Eduardo Bonzatto* e Luis Gustavo Reis**
“Há os especialistas do dizer, do falar e não do pensar”.
(Milton Santos)
Vivemos tempos obscuros. Acostumada ao banquete das virtualidades, a maioria das gentes se habituou ao consumismo. Isso é complicado, pois a atividade de pensamento foi minguando até o ponto em que ela não aparece em lugar algum. Um replicar infinito de clichês, um apego vampiresco ao que não se produziu, um consumo exagerado de referências.
Em pouco tempo, o cenário estava completo. Com habilidades misteriosas, alguns iluminados conquistaram a mentalidade informal das redes e hoje dominam o imenso território dos espaços virtuais.
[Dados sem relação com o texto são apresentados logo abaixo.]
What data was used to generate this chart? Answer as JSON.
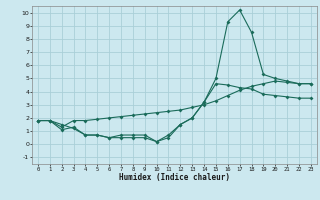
{
  "xlabel": "Humidex (Indice chaleur)",
  "ylabel": "",
  "background_color": "#cce8ef",
  "grid_color": "#aacfd8",
  "line_color": "#1a6b5a",
  "xlim": [
    -0.5,
    23.5
  ],
  "ylim": [
    -1.5,
    10.5
  ],
  "xticks": [
    0,
    1,
    2,
    3,
    4,
    5,
    6,
    7,
    8,
    9,
    10,
    11,
    12,
    13,
    14,
    15,
    16,
    17,
    18,
    19,
    20,
    21,
    22,
    23
  ],
  "yticks": [
    -1,
    0,
    1,
    2,
    3,
    4,
    5,
    6,
    7,
    8,
    9,
    10
  ],
  "line1_x": [
    0,
    1,
    2,
    3,
    4,
    5,
    6,
    7,
    8,
    9,
    10,
    11,
    12,
    13,
    14,
    15,
    16,
    17,
    18,
    19,
    20,
    21,
    22,
    23
  ],
  "line1_y": [
    1.8,
    1.8,
    1.5,
    1.2,
    0.7,
    0.7,
    0.5,
    0.7,
    0.7,
    0.7,
    0.2,
    0.7,
    1.5,
    2.0,
    3.2,
    5.0,
    9.3,
    10.2,
    8.5,
    5.3,
    5.0,
    4.8,
    4.6,
    4.6
  ],
  "line2_x": [
    0,
    1,
    2,
    3,
    4,
    5,
    6,
    7,
    8,
    9,
    10,
    11,
    12,
    13,
    14,
    15,
    16,
    17,
    18,
    19,
    20,
    21,
    22,
    23
  ],
  "line2_y": [
    1.8,
    1.8,
    1.3,
    1.8,
    1.8,
    1.9,
    2.0,
    2.1,
    2.2,
    2.3,
    2.4,
    2.5,
    2.6,
    2.8,
    3.0,
    3.3,
    3.7,
    4.1,
    4.4,
    4.6,
    4.8,
    4.7,
    4.6,
    4.6
  ],
  "line3_x": [
    0,
    1,
    2,
    3,
    4,
    5,
    6,
    7,
    8,
    9,
    10,
    11,
    12,
    13,
    14,
    15,
    16,
    17,
    18,
    19,
    20,
    21,
    22,
    23
  ],
  "line3_y": [
    1.8,
    1.8,
    1.1,
    1.3,
    0.7,
    0.7,
    0.5,
    0.5,
    0.5,
    0.5,
    0.2,
    0.5,
    1.5,
    2.0,
    3.2,
    4.6,
    4.5,
    4.3,
    4.2,
    3.8,
    3.7,
    3.6,
    3.5,
    3.5
  ]
}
Não são polemistas, já que o último polemista teria sido Barão de Itararé; são mercadores da palavra, que transferem por meio de paga um certificado de inteligência a quem procura. Não são também os vendedores de autoajuda, cuja fórmula atinge aqueles que, na percepção dos consumidores de inteligência, não são lá muito inteligentes.
São poucos esses difusores de inteligência: Luis Felipe Pondé, Leandro Karnal, Eduardo Marinho, Anderson França, Felipe Neto, Olavo de Carvalho, Mario Sérgio Cortella, não mais que isso. Mas é já uma escola, e cada seguidor alça voos mais elevados.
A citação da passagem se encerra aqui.